LA GRÈCE : PORTE D’ENTRÉE DÉROBÉE DE LA CHINE EN EUROPE. QUEL RÔLE POUR LE TOURISME?

Pendant l’époque dorée de l’ouverture de la Chine aux entreprises étrangères, une scène devenue familière se déroulait sur les plateaux télés et radios : le PDG d’un grand groupe français X ou Y, expliquait doctement et avec enthousiasme que les chinois, figurez-vous, utilisent le même mot pour dire “crise” et “opportunité”!
La conquête du marché chinois vendait en effet des rêves de croissances quasi infinies alors que l’Europe entreprenait de dévaler la pente du déclinisme.

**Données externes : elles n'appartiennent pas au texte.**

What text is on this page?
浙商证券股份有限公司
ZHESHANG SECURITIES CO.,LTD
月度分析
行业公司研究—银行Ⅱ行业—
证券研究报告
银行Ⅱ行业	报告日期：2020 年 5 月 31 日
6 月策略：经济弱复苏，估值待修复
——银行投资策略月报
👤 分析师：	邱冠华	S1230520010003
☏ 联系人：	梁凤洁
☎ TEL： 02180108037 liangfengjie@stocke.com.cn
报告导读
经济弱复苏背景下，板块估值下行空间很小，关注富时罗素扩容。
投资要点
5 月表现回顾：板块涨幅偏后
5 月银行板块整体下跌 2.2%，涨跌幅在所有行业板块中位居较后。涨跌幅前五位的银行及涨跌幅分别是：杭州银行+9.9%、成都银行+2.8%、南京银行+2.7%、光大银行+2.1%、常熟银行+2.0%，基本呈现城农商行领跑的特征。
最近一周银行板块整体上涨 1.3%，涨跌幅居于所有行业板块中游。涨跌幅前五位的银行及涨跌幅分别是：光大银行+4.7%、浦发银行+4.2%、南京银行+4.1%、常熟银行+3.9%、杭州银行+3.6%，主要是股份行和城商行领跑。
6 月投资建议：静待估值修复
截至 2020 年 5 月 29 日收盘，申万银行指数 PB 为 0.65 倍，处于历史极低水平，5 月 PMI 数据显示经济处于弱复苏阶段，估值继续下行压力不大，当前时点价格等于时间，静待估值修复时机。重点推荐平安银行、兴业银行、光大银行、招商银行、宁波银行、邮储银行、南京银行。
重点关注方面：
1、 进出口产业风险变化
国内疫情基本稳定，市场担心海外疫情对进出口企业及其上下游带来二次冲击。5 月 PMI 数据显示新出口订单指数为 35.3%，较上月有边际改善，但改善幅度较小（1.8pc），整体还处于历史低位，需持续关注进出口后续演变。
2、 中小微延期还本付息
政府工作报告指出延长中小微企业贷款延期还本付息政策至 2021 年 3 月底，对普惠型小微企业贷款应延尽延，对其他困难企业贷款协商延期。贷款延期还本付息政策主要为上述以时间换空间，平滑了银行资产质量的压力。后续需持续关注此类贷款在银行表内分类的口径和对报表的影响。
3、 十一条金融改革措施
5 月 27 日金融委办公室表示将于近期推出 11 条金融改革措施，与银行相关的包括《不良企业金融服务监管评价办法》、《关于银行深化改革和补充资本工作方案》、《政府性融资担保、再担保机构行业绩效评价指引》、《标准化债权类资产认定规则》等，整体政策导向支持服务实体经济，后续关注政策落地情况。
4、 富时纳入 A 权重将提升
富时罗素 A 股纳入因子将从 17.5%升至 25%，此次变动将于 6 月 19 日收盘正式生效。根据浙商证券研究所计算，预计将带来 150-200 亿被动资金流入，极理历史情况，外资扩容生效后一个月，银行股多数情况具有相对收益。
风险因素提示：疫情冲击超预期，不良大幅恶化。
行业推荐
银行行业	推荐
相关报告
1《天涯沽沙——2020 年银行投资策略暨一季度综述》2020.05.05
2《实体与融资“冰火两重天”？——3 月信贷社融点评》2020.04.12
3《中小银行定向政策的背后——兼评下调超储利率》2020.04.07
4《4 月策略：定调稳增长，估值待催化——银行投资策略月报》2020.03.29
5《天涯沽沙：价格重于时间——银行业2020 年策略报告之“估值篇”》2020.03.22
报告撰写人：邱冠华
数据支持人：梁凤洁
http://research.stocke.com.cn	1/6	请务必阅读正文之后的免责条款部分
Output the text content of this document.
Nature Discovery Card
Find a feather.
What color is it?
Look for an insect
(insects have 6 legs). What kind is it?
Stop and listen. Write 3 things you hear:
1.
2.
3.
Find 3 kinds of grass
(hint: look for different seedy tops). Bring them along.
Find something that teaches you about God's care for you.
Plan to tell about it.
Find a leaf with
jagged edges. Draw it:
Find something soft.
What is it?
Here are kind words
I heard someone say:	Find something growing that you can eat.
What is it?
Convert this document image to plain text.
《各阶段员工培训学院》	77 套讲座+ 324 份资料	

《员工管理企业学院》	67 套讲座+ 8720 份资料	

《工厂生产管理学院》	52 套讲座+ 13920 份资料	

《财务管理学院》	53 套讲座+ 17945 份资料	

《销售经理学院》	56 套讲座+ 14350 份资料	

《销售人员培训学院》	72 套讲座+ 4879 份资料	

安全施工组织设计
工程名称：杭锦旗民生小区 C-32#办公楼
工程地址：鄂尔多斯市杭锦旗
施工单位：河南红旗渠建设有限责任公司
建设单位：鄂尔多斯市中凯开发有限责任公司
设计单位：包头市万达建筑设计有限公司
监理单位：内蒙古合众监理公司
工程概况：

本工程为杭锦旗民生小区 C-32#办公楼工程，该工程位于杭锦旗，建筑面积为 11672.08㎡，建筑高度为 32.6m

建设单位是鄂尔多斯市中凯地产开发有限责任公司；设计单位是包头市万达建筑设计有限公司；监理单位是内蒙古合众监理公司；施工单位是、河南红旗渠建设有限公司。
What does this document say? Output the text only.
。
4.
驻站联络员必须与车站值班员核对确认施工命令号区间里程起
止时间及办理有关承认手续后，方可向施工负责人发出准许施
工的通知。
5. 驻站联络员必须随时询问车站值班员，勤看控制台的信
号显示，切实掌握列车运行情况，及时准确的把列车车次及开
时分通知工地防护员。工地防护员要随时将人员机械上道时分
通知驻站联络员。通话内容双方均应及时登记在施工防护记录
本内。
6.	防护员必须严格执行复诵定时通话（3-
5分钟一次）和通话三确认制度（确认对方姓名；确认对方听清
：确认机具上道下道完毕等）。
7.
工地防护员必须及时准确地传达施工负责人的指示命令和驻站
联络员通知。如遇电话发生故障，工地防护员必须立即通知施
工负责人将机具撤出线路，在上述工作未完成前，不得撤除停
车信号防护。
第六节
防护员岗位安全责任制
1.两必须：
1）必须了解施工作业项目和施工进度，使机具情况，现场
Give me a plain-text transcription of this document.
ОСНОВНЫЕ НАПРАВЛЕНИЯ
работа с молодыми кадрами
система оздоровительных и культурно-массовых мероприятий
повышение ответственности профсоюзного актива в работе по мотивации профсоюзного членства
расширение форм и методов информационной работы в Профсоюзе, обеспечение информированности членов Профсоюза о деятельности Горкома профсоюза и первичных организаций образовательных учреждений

Halte à la morosité ambiante. Toute crise porte en elle les germes du succès pour ceux qui savent s’en saisir et ne pas baisser les bras.
La responsabilité de cette erreur revient a J.F. Kennedy qui l’a popularisée lors d’un discours en 1959. Le mot en question est “危机”. Écrit Weiji et prononcé “ou-eï-tsi”, il n’est en aucun cas traduisible par “crisortunité”.
Il comprend simplement les caractères 危 “wei” signifiant danger et 机 “ji” dont une des significations est en effet opportunité mais dont le rôle est ici de signifier l’événement en tant que structure abstraite.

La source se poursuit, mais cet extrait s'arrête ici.